Pandémie du Coronavirus Covid-19 : L’Europe seule coupable ?

Il ne vous aura pas échappé que j’ai ponctué le titre de ce billet d’un point d’interrogation. A mes yeux, si la culpabilité de l’Europe (Parlement, Conseil, Commission) est indéniable dans cette pandémie, elle n’est pas la seule à devoir s’assoir sur le banc des accusés majeurs. Les organismes supranationaux comme l’Organisation Mondiale de la Santé (OMS), l’ Organisation des Nations Unies (ONU) et les autres organismes, qui en dépendent, auront également leur place de réservée sur ce banc lorsque le moment sera venu de rendre des comptes… ainsi que quelques autres qui gesticulent et se cachent derrière une fausse réalité; nous le verrons un peu plus loin.
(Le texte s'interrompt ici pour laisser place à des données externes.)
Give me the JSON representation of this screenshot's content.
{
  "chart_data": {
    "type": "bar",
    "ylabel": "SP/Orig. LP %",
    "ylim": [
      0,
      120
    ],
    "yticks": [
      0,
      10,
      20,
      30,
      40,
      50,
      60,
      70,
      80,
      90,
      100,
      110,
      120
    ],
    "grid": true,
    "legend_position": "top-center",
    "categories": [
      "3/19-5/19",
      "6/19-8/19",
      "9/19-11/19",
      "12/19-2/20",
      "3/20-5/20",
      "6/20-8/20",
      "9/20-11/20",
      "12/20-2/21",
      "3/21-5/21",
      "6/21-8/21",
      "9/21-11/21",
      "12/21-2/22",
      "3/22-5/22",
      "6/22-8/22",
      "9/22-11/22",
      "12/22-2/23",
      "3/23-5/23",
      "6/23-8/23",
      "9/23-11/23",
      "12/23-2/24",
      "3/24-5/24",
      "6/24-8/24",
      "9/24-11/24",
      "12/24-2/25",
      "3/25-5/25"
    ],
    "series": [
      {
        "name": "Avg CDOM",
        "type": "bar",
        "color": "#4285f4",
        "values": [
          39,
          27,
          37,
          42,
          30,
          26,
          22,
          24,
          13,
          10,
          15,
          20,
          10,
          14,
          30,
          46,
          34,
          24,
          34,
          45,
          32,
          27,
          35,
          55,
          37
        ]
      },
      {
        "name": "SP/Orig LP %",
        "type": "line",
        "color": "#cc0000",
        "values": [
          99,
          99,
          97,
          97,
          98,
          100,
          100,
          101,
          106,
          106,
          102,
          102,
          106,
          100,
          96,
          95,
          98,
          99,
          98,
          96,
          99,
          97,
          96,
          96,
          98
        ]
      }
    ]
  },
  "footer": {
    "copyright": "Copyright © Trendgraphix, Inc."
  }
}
Alors me direz-vous, en quoi l’Europe est-elle coupable dans cette tragédie ? Eh bien tout simplement parce que c’est elle qui a en mains la destinée du vieux continent. N’oublions pas que 80% des lois qui  régissent – pas moins de 450 millions d’européens – germent dans les cerveaux formatés des eurocrates bruxellois et malheureusement contaminés par les lobbyistes de tout poil qui campent en permanence autour du Parlement.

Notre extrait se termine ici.